The latest language learning site promises to remain 100 per cent free forever, but how?
Most people long to be fluent in more than one language, and there’s a large market to cater for this, but what if you could skip paying out for books and software and learn a language for free?
With Duolingo, not only do you learn the language of your choice, but you also help translate the web, but how does it work?
Duolingo’s creator Luis von Ahn, the man behind reCAPTCHA, spoke to PCR to shed some light on the too-good-to-be-true language learning platform.
What is Duolingo?
Duolingo is a free language learning website in which people help to translate the Web as they learn. The service is designed so that as users progress through the lessons, they simultaneously help to translate websites and other documents.
Currently, over 50 per cent of the web is written only in English, and Duolingo's goal is to translate it all into every major language. We plan to do it by encouraging the over 1.2 billion people learning a language to help us translate it. This way everybody wins - students get to learn for free, and the web becomes accessible to the world.

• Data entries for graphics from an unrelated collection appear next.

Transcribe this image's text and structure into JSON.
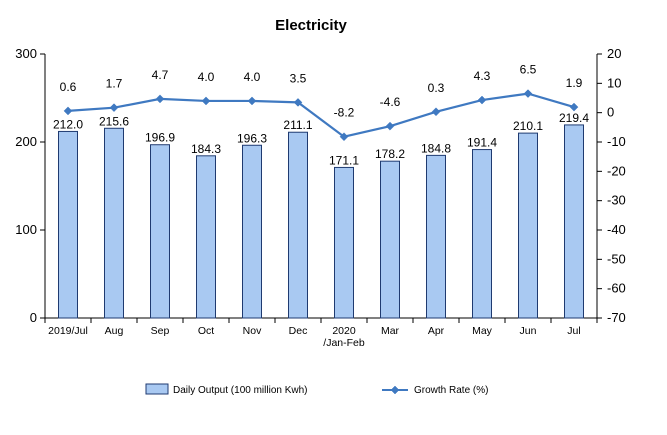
{
  "chart_data": {
    "type": "bar",
    "title": "Electricity",
    "categories": [
      [
        "2019/Jul"
      ],
      [
        "Aug"
      ],
      [
        "Sep"
      ],
      [
        "Oct"
      ],
      [
        "Nov"
      ],
      [
        "Dec"
      ],
      [
        "2020",
        "/Jan-Feb"
      ],
      [
        "Mar"
      ],
      [
        "Apr"
      ],
      [
        "May"
      ],
      [
        "Jun"
      ],
      [
        "Jul"
      ]
    ],
    "series": [
      {
        "name": "Daily Output (100 million Kwh)",
        "type": "bar",
        "axis": "left",
        "values": [
          212.0,
          215.6,
          196.9,
          184.3,
          196.3,
          211.1,
          171.1,
          178.2,
          184.8,
          191.4,
          210.1,
          219.4
        ],
        "color": "#a9c9f2",
        "border_color": "#1f3a70"
      },
      {
        "name": "Growth Rate (%)",
        "type": "line",
        "axis": "right",
        "values": [
          0.6,
          1.7,
          4.7,
          4.0,
          4.0,
          3.5,
          -8.2,
          -4.6,
          0.3,
          4.3,
          6.5,
          1.9
        ],
        "color": "#3f79c1"
      }
    ],
    "y_left": {
      "range": [
        0,
        300
      ],
      "ticks": [
        0,
        100,
        200,
        300
      ]
    },
    "y_right": {
      "range": [
        -70,
        20
      ],
      "ticks": [
        20,
        10,
        0,
        -10,
        -20,
        -30,
        -40,
        -50,
        -60,
        -70
      ]
    },
    "legend": {
      "placement": "bottom"
    },
    "grid": false
  }
}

How can a language learning website remain free?
Duolingo is 100 per cent free and will remain free forever. The reason is because people contribute valuable translations while they learn.
How does Duolingo differ from other language-learning sites or products?

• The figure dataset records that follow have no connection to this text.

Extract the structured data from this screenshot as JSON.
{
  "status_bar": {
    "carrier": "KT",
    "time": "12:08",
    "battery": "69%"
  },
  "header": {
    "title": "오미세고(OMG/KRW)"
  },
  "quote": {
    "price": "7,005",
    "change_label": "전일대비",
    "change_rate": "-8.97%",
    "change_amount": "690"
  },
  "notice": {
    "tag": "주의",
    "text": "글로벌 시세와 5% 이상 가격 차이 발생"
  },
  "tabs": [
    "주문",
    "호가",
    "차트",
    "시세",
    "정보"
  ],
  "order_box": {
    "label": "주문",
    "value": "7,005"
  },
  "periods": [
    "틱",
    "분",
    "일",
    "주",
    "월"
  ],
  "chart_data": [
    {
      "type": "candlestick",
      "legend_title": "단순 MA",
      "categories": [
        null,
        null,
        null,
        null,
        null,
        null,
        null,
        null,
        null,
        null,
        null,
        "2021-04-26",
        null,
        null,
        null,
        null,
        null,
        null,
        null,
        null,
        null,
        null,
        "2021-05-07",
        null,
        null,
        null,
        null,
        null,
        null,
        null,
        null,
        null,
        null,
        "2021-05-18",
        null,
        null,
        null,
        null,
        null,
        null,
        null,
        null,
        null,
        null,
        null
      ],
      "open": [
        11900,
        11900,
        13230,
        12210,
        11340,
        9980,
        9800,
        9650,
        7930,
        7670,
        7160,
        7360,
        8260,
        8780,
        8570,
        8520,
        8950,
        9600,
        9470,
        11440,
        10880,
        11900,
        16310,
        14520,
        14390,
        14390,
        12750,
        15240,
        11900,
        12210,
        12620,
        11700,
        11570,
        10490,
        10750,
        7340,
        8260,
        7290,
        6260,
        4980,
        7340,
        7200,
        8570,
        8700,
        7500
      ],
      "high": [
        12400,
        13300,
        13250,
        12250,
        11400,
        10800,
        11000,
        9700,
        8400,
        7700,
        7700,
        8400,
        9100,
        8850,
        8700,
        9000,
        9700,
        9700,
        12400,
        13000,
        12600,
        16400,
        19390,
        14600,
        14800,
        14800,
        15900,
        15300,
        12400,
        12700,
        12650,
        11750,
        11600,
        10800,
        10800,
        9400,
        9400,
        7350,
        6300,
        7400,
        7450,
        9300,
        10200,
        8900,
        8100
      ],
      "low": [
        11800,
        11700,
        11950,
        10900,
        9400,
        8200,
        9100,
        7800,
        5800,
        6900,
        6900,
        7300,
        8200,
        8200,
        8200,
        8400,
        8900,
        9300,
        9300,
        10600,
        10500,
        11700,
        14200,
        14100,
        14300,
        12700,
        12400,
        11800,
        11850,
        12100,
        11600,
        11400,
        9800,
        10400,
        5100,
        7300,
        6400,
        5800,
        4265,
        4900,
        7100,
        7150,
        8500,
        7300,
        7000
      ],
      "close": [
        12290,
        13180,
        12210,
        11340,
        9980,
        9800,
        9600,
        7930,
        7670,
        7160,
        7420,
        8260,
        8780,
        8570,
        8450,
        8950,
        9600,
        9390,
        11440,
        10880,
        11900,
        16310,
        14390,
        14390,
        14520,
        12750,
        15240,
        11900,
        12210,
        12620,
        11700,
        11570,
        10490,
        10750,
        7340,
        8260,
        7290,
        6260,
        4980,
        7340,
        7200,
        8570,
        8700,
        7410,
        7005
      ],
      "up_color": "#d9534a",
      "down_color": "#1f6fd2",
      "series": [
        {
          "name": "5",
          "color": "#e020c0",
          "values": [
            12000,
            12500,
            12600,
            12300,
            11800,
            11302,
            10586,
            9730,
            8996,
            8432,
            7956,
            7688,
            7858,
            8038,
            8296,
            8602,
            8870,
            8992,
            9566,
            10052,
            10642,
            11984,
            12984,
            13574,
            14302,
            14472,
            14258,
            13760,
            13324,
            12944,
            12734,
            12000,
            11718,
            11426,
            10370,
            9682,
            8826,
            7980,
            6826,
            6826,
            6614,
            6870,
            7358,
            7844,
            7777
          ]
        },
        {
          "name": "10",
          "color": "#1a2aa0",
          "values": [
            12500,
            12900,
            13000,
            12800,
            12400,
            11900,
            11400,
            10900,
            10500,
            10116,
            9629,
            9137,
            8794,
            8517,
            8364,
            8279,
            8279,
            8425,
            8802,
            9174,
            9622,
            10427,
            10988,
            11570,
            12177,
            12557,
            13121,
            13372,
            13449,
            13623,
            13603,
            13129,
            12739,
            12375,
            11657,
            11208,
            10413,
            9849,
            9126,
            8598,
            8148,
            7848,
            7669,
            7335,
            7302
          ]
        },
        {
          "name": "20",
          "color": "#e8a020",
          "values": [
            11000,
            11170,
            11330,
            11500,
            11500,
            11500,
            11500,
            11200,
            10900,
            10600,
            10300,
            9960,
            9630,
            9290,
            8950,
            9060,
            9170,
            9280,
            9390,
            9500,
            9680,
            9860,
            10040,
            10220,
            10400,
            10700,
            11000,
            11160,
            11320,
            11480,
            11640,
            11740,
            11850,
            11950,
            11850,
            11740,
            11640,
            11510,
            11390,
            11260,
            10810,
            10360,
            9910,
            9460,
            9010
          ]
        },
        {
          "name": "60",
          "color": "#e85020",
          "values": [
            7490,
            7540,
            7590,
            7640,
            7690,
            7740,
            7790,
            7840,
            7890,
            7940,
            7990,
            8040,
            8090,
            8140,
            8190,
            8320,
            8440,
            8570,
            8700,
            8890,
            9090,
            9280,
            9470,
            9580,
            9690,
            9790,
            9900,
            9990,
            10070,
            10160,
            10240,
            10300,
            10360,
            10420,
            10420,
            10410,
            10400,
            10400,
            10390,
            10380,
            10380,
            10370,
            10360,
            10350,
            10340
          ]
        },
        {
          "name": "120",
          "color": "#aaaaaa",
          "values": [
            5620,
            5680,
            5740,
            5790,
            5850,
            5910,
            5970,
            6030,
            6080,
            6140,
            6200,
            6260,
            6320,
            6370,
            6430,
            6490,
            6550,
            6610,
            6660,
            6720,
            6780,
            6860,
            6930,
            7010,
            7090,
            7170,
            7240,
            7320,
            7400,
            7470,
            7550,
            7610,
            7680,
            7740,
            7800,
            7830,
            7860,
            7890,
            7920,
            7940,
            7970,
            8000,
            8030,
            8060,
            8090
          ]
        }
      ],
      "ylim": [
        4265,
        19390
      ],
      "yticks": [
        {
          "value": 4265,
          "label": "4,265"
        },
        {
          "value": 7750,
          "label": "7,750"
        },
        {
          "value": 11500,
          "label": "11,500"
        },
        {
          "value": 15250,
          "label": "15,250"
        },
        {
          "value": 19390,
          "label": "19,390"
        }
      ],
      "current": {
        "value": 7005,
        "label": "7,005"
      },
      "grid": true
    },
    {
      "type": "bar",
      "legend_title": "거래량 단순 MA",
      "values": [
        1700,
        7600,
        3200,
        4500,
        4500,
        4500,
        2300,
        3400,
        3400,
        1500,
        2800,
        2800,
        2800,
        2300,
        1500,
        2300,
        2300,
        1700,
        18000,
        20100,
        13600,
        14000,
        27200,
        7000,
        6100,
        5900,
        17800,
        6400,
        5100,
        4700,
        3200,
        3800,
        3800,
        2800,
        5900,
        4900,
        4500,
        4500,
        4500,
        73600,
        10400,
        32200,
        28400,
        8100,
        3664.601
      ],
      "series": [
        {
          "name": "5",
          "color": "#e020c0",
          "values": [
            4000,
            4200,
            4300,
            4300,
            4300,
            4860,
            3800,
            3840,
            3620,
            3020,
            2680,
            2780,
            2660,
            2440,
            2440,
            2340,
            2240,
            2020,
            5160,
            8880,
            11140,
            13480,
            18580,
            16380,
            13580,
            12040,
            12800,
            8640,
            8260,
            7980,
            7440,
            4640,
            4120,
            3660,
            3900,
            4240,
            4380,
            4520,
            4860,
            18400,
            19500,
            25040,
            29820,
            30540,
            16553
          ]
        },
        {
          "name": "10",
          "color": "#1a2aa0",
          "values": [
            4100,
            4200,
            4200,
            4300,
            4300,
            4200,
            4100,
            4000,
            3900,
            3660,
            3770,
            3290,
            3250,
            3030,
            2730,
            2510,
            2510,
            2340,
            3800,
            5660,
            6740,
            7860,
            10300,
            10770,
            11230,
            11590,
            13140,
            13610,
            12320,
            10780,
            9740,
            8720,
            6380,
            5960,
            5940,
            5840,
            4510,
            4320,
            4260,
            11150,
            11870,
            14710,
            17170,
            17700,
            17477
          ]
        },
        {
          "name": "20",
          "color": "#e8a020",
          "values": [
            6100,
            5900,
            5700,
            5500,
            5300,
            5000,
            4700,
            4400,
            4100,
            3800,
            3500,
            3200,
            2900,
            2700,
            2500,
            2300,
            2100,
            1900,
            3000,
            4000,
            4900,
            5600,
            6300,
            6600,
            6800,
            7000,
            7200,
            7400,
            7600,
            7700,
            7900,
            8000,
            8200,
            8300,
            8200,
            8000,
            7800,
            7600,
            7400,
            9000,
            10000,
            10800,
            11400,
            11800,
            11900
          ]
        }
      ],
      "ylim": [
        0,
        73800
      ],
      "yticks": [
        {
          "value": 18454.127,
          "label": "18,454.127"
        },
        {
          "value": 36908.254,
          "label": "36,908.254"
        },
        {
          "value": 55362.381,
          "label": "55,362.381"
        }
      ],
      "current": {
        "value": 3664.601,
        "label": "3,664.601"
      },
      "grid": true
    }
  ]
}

Duolingo is fun, totally free, and effective. It differs from other sites because you can learn with real-world content. Imagine learning Spanish by helping to translate the news of the day from Spanish to English.
What other languages are the team planning to add in the future?
We plan to have Portuguese, Italian and Chinese this year.
I hear there are plans to add a mobile version…
Yes, we're working on an iOS version which should be launched in September.
With Duolingo you can currently learn Spanish, German, French and English. Check out duolingo.com and start breaking down the web’s language barriers.